Três poemas de Fabio Ernesto – Revista Mal de Ojo e Tradução de Michelle Santos
Composição de grito
Esta é a terra escura que meu coração ama
Esta é a terra em que quero morrer.
Aurelio Arturo
Ontem à noite
Transbordado
Pelas comissuras
De minha boca
Um grito.
O agarrei pela pele
Do movimento
De suas variantes de vento
Coloquei um rosto nele
Para apresentar aos mortos,
Dei uma raíz
Para encaixá-lo
Na terra
Que me sustenta
Meu grito
Parou
Nos pedaços dos corações desabitados
Na fração
De tempo
Que dura
A vida
Durante a morte
Transmigração em um eu sustentado
Você levou
Minha borda de vegetais
Minhas rotinas de 5 da manhã
Do transporte urbano,
Minhas diligências
De amor
Tomando nome
Em cada parte,
Mina boca armada
Em Camilo Torres,
Meus versos lúbricos
Para Emilia Ayarza,
Meus gritos atestados
De magistrado
Do povo,
Minhas manhãs sem sexo
Nos dias de feriados,
Minhas tristezas
acolhidas
Pelo violão,
A melancolia
Que dirijo
às putas,
a inveja secreta
que tenho
do meu irmão,
meus delírios
de maleante
de ocultista,
de poeta,
da galeria da cidade
com gente bêbada.
Você levou
Meu lugar
Meu mostrou
Os dentes,
Vivi o amor;
Agora
Estou
Ferido.
Tribulações de viver inconforme
As pessoas
São pessoas
Porque suas pálpebras
transitam
ao fechar,
pelo aspecto
de figuras verticais
que estão
na terra.
As pessoas
São pessoas
Porque temem
Habitar como semente
Em perspectiva
Descendente,
Se encher
De raízes
Desde dentro,
Limpar
Seus ossos
Com vermes.
As pessoas
São pessoas
Porque carregam
A dor
Na pele,
O olhar caído
De lado
E o silêncio
Compacto
Da morte
Coberto
De membranas vegetais
Fabio Ernesto Martínez Maldonado (Bogotá, Colômbia, 1983). Poeta, Músico, compositor, Engenheiro Agrônomo – Fisiólogo de plantas (Universidad Nacional de Colombia), e (C) Ph.D. em Ciências (Universidade de São Paulo – Brasil). Publicou os poemários: las pasiones (2011) e Las Pasiones – Treistamentário (2012) (Ugp – Universidad Nacional de Colombia, projetos estudantis) em coautoria.
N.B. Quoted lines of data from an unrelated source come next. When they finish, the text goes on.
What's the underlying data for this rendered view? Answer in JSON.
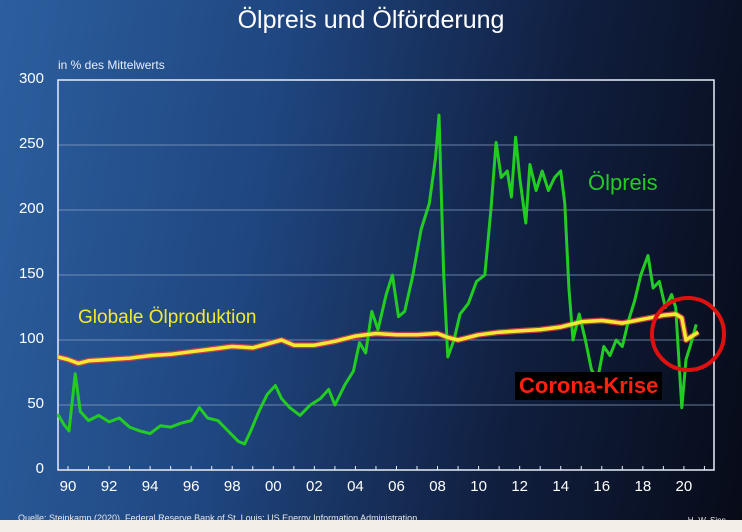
{
  "chart_data": {
    "type": "line",
    "title": "Ölpreis und Ölförderung",
    "ylabel": "in % des Mittelwerts",
    "xlabel": "",
    "ylim": [
      0,
      300
    ],
    "xlim": [
      1989.5,
      2021.5
    ],
    "yticks": [
      "0",
      "50",
      "100",
      "150",
      "200",
      "250",
      "300"
    ],
    "xticks": [
      "90",
      "92",
      "94",
      "96",
      "98",
      "00",
      "02",
      "04",
      "06",
      "08",
      "10",
      "12",
      "14",
      "16",
      "18",
      "20"
    ],
    "grid": true,
    "series": [
      {
        "name": "Ölpreis",
        "color": "#22cc22",
        "points": [
          [
            1989.5,
            43
          ],
          [
            1989.8,
            35
          ],
          [
            1990.05,
            30
          ],
          [
            1990.35,
            74
          ],
          [
            1990.6,
            45
          ],
          [
            1991,
            38
          ],
          [
            1991.5,
            42
          ],
          [
            1992,
            37
          ],
          [
            1992.5,
            40
          ],
          [
            1993,
            33
          ],
          [
            1993.5,
            30
          ],
          [
            1994,
            28
          ],
          [
            1994.5,
            34
          ],
          [
            1995,
            33
          ],
          [
            1995.5,
            36
          ],
          [
            1996,
            38
          ],
          [
            1996.4,
            48
          ],
          [
            1996.8,
            40
          ],
          [
            1997.3,
            38
          ],
          [
            1997.8,
            30
          ],
          [
            1998.3,
            22
          ],
          [
            1998.6,
            20
          ],
          [
            1998.9,
            30
          ],
          [
            1999.3,
            45
          ],
          [
            1999.7,
            58
          ],
          [
            2000.1,
            65
          ],
          [
            2000.4,
            55
          ],
          [
            2000.8,
            48
          ],
          [
            2001.3,
            42
          ],
          [
            2001.8,
            50
          ],
          [
            2002.3,
            55
          ],
          [
            2002.7,
            62
          ],
          [
            2003.0,
            50
          ],
          [
            2003.5,
            66
          ],
          [
            2003.9,
            76
          ],
          [
            2004.2,
            98
          ],
          [
            2004.5,
            90
          ],
          [
            2004.8,
            122
          ],
          [
            2005.1,
            108
          ],
          [
            2005.5,
            135
          ],
          [
            2005.8,
            150
          ],
          [
            2006.1,
            118
          ],
          [
            2006.4,
            122
          ],
          [
            2006.8,
            150
          ],
          [
            2007.2,
            185
          ],
          [
            2007.6,
            205
          ],
          [
            2007.9,
            240
          ],
          [
            2008.07,
            273
          ],
          [
            2008.3,
            150
          ],
          [
            2008.5,
            87
          ],
          [
            2008.8,
            100
          ],
          [
            2009.1,
            120
          ],
          [
            2009.5,
            128
          ],
          [
            2009.9,
            145
          ],
          [
            2010.3,
            150
          ],
          [
            2010.6,
            200
          ],
          [
            2010.85,
            252
          ],
          [
            2011.1,
            225
          ],
          [
            2011.4,
            230
          ],
          [
            2011.6,
            210
          ],
          [
            2011.8,
            256
          ],
          [
            2012.0,
            225
          ],
          [
            2012.3,
            190
          ],
          [
            2012.5,
            235
          ],
          [
            2012.8,
            215
          ],
          [
            2013.1,
            230
          ],
          [
            2013.4,
            215
          ],
          [
            2013.7,
            225
          ],
          [
            2014.0,
            230
          ],
          [
            2014.2,
            205
          ],
          [
            2014.4,
            140
          ],
          [
            2014.6,
            100
          ],
          [
            2014.9,
            120
          ],
          [
            2015.2,
            100
          ],
          [
            2015.5,
            77
          ],
          [
            2015.8,
            70
          ],
          [
            2016.1,
            95
          ],
          [
            2016.4,
            88
          ],
          [
            2016.7,
            100
          ],
          [
            2017.0,
            95
          ],
          [
            2017.3,
            115
          ],
          [
            2017.6,
            130
          ],
          [
            2017.9,
            150
          ],
          [
            2018.25,
            165
          ],
          [
            2018.5,
            140
          ],
          [
            2018.8,
            145
          ],
          [
            2019.1,
            125
          ],
          [
            2019.4,
            135
          ],
          [
            2019.6,
            125
          ],
          [
            2019.9,
            48
          ],
          [
            2020.1,
            85
          ],
          [
            2020.3,
            95
          ],
          [
            2020.6,
            112
          ]
        ]
      },
      {
        "name": "Globale Ölproduktion",
        "color": "#f4e830",
        "points": [
          [
            1989.5,
            87
          ],
          [
            1990.0,
            85
          ],
          [
            1990.5,
            82
          ],
          [
            1991,
            84
          ],
          [
            1992,
            85
          ],
          [
            1993,
            86
          ],
          [
            1994,
            88
          ],
          [
            1995,
            89
          ],
          [
            1996,
            91
          ],
          [
            1997,
            93
          ],
          [
            1998,
            95
          ],
          [
            1999,
            94
          ],
          [
            2000.4,
            100
          ],
          [
            2001,
            96
          ],
          [
            2002,
            96
          ],
          [
            2003,
            99
          ],
          [
            2004,
            103
          ],
          [
            2005,
            105
          ],
          [
            2006,
            104
          ],
          [
            2007,
            104
          ],
          [
            2008,
            105
          ],
          [
            2008.5,
            102
          ],
          [
            2009,
            100
          ],
          [
            2010,
            104
          ],
          [
            2011,
            106
          ],
          [
            2012,
            107
          ],
          [
            2013,
            108
          ],
          [
            2014,
            110
          ],
          [
            2015,
            114
          ],
          [
            2016,
            115
          ],
          [
            2017,
            113
          ],
          [
            2018,
            116
          ],
          [
            2019,
            119
          ],
          [
            2019.6,
            120
          ],
          [
            2019.9,
            117
          ],
          [
            2020.1,
            100
          ],
          [
            2020.4,
            103
          ],
          [
            2020.7,
            106
          ]
        ]
      }
    ],
    "annotations": [
      "Ölpreis",
      "Globale Ölproduktion",
      "Corona-Krise"
    ],
    "source": "Quelle: Steinkamp (2020), Federal Reserve Bank of St. Louis; US Energy Information Administration.",
    "author": "H.-W. Sinn"
  }
}
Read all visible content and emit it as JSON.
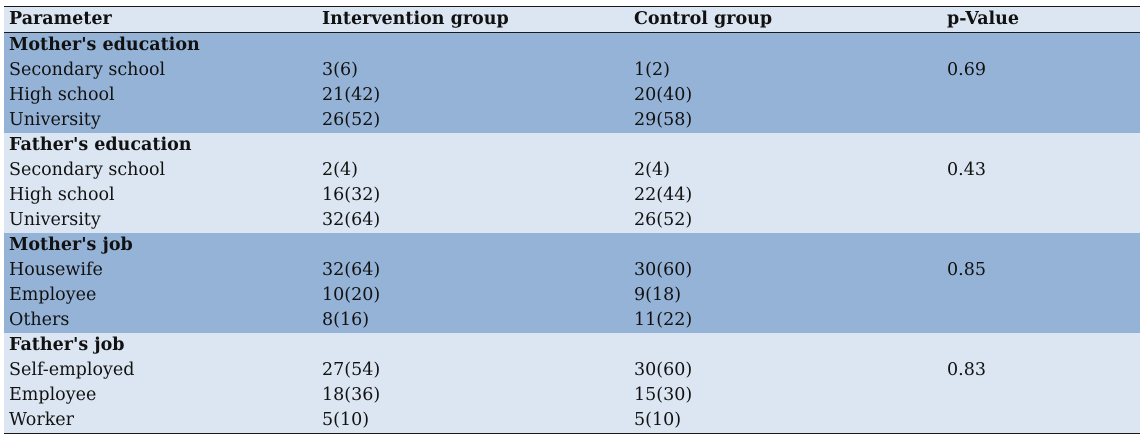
{
  "table": {
    "headers": [
      "Parameter",
      "Intervention group",
      "Control group",
      "p-Value"
    ],
    "sections": [
      {
        "title": "Mother's education",
        "rows": [
          [
            "Secondary school",
            "3(6)",
            "1(2)",
            "0.69"
          ],
          [
            "High school",
            "21(42)",
            "20(40)",
            ""
          ],
          [
            "University",
            "26(52)",
            "29(58)",
            ""
          ]
        ]
      },
      {
        "title": "Father's education",
        "rows": [
          [
            "Secondary school",
            "2(4)",
            "2(4)",
            "0.43"
          ],
          [
            "High school",
            "16(32)",
            "22(44)",
            ""
          ],
          [
            "University",
            "32(64)",
            "26(52)",
            ""
          ]
        ]
      },
      {
        "title": "Mother's job",
        "rows": [
          [
            "Housewife",
            "32(64)",
            "30(60)",
            "0.85"
          ],
          [
            "Employee",
            "10(20)",
            "9(18)",
            ""
          ],
          [
            "Others",
            "8(16)",
            "11(22)",
            ""
          ]
        ]
      },
      {
        "title": "Father's job",
        "rows": [
          [
            "Self-employed",
            "27(54)",
            "30(60)",
            "0.83"
          ],
          [
            "Employee",
            "18(36)",
            "15(30)",
            ""
          ],
          [
            "Worker",
            "5(10)",
            "5(10)",
            ""
          ]
        ]
      }
    ]
  }
}
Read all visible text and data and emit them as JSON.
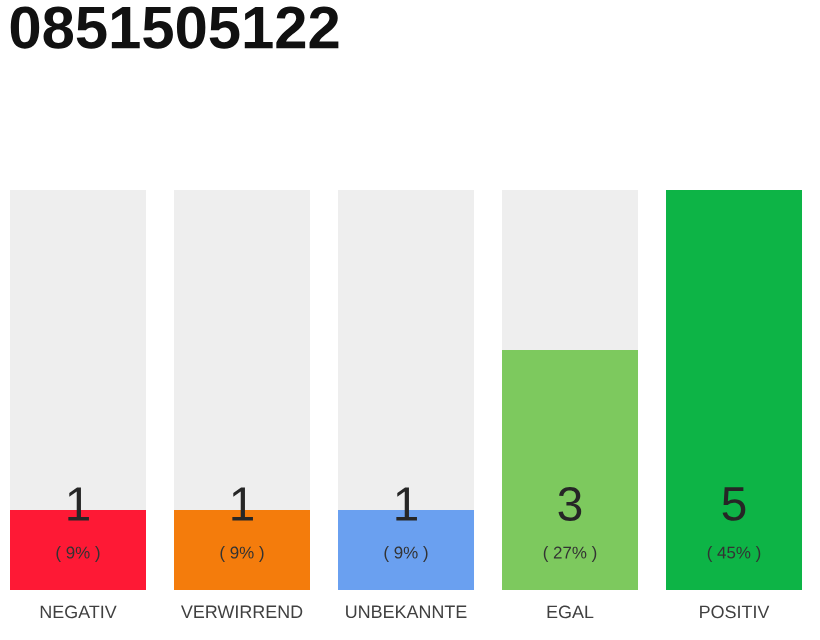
{
  "chart_data": {
    "type": "bar",
    "title": "0851505122",
    "categories": [
      "NEGATIV",
      "VERWIRREND",
      "UNBEKANNTE",
      "EGAL",
      "POSITIV"
    ],
    "values": [
      9,
      9,
      9,
      27,
      45
    ],
    "colors": [
      "#fe1935",
      "#f47c0c",
      "#6aa0f0",
      "#7dc95e",
      "#0db446"
    ],
    "value_labels": [
      "( 9% )",
      "( 9% )",
      "( 9% )",
      "( 27% )",
      "( 45% )"
    ],
    "annotations": [
      "1",
      "1",
      "1",
      "3",
      "5"
    ]
  }
}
Al final todo es retablo (Editora Piedra de Toque, Colômbia, 2019). Participou no livro de poesia Nuevo Sol (Editora Entre Pueblos, mexico, 2021). Sua obra mais recente é Geometrías de la tristeza (Editora Angeles de Papel, Perú, 2021). Cofundador e compositor principal dos grupos musicais latino-americanos Ayo é Monte, Defensa Colectivo e do projeto de música alternativa A Media Lengua.
Ser América Latina é acreditar que, para além de simples territórios e dos idiomas falados, há um povo que conta as suas histórias e resiste dia após dia às instabilidades econômicas/políticas e severos problemas sociais. E nessa resistência, engendra-se uma diversidade literária, que, assim como o povo, luta, se recria, ensina e nos encanta. Do político ao simples versar do cotidiano, aqui se unem e se cruzam as revistas Mal de Ojo e Ruído Manifesto para dar voz ao povo de uma América Latina que ainda precisa gritar por liberdade e fazer de suas paixões trincheira, repercutindo aos quatro cantos do mundo, por intermédio de textos singulares, a beleza e a contundência de seus desejos. Por aqui passarão escritos de poetas da Argentina, Bolívia, Chile, Colômbia e Peru.
Uma curadoria de Hérnan Contreras R. e tradução de Michelle Santos.